Local products are the protagonist of the culinary story of the restaurant La Coopérative, a narrative of dishes and flavors full of herbs and vegetables from the landscape of this point of the Pyrenees Orientales in Northern Catalonia.
Laurent Lemal organizes the gastronomic proposal of this restaurant of the Hotel Bodega Riberach in Bélesta with a menu of 17 dishes: four starters, four fish, four meats, and five desserts, including the country’s cheese proposal. These specialties are also combined by creating four different menu proposals ranging from the four-course Km0, plus their corresponding appetizers and the Petits Fours, for a price of 45 euros or 63 with the pairing of two wines; the Ephemeral Menu of eight different creations for 109 euros, or 164 euros with the pairing of five wines; and menus Altitude 369 and 1925 which are five and six dishes and cost 69 and 85 euros, respectively, with the option of pairing three or four wines, for 97 or 123 euros.
La Esqueixada 2017 with marinated anchovies, onions, peppers, olives, tomatoes and parsley; vegetable attitude with vegetables, nice in seasoning, smoked calçot, mint, yogurt and smoked broth; the oysters of Christophe and Yohann, minimally marinated, with condiments of everything, smoked broth and iodized foam; and Design me 100% vegetable with celery, truffles, lemon, and onion broth with cereals; are the starters of the menu.
Among the fish, small fishing sole with seaweed butter, potato foam, leek and caviar; Wild Eucalyptus Leucate pond with grilled potato foam, pork croutons and red wine sauce; Rogers with octopus, siphon of alioli and smoked calçot; and blue lobster with citrus.

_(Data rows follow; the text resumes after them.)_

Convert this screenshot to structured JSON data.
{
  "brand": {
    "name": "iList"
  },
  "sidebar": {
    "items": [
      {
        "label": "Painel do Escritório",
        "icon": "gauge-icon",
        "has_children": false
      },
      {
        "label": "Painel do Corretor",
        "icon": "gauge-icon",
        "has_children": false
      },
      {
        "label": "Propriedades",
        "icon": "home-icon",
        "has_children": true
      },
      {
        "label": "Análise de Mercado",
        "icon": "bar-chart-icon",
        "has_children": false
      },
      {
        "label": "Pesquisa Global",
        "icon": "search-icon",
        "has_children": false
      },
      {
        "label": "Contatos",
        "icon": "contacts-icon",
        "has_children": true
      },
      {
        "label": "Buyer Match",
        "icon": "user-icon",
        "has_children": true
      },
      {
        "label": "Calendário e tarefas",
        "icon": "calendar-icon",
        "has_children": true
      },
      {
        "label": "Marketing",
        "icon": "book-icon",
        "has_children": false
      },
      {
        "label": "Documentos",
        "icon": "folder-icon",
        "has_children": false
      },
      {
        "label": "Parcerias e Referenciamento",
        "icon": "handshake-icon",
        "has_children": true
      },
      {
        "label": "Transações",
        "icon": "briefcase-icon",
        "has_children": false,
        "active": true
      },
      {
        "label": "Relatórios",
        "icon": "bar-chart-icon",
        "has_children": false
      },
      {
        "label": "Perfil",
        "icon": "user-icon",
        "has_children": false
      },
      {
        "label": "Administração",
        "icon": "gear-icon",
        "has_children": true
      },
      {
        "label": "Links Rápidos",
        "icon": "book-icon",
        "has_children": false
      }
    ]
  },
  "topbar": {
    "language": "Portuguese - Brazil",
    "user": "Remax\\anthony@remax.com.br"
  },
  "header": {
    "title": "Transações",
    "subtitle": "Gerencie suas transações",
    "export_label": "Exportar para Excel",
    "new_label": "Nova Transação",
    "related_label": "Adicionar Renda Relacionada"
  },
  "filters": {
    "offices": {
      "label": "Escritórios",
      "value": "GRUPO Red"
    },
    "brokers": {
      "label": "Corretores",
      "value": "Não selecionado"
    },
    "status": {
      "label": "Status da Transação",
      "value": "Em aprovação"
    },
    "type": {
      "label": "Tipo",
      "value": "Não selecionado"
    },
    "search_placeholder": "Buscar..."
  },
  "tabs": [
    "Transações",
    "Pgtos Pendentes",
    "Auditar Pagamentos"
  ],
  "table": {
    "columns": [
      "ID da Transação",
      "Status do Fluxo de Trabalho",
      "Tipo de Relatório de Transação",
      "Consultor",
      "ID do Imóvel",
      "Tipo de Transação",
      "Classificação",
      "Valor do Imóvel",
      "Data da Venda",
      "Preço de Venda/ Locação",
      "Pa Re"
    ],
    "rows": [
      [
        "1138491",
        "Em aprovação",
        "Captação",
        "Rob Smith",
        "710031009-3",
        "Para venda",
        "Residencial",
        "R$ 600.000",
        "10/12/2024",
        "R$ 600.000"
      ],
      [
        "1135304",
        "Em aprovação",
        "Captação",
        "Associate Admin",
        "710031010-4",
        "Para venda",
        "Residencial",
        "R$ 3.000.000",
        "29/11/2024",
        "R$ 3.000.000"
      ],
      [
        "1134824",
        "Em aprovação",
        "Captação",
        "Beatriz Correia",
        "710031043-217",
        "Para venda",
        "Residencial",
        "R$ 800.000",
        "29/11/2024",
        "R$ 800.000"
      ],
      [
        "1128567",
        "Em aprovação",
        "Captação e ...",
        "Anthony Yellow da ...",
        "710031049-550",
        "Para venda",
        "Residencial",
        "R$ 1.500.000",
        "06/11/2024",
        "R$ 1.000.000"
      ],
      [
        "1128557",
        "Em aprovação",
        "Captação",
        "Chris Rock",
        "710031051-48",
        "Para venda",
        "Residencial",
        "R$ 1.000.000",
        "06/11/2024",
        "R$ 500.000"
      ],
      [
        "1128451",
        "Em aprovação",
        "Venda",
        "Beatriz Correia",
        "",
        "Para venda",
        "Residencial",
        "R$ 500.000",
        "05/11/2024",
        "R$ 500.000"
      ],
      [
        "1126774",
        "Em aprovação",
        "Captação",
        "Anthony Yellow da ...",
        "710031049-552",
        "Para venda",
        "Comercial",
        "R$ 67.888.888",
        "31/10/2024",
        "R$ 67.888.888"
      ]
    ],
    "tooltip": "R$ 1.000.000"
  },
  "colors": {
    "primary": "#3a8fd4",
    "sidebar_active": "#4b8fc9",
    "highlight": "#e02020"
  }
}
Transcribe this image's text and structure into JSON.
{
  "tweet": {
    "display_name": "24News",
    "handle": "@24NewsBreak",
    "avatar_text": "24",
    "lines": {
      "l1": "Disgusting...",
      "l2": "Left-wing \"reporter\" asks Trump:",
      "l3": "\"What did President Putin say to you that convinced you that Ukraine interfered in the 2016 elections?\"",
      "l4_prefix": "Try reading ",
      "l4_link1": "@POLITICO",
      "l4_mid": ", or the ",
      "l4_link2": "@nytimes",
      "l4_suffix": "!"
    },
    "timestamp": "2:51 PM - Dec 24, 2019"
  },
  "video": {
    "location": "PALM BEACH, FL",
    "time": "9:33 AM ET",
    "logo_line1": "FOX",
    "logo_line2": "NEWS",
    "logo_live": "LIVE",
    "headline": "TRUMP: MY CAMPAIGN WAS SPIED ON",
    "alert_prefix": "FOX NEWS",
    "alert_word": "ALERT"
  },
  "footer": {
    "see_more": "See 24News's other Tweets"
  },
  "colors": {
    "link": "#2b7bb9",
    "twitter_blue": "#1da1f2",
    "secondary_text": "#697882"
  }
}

Grilled slice of grilled pork with aubergines, zucchini, tomatoes, and flamed pork skin; Smoked duck with cherry wood and grilled with green tomatoes, green figs and cherries; Calf of the Catalan Pyrenees roasted with sage, mushrooms, beans and tomatoes; Beef steak “Fleuron the Pyrenees” of Osséja grilled with oxtail to the juice of truffle, calçot smoked and zucchini; they are Lemal’s beef specialties.
In advance of desserts, the four menus include the country’s cheese assortment, according to the custumer’s preferences, and we can also order the Chef’s Cheese with mushrooms and whiskey. The desserts of Julie Lemal, pastelent and Laurent’s wife, are: Gilou, made with Limón of Michel and Bené, thyme, fennel and seaweed; Childhood memories, with strawberry milk and spruce syrup; Vermell, a Rice in the milk of almonds with rhubarb and raspberry … And, for those who want everything, Arabica. A dessert with textures of coffee, chocolate, and orange with a touch of Grand Marnier, which well deserves a particular mention. Now that it is fashionable to abuse chocolate textures, this choral proposal enriches the plate. Simply spectacular.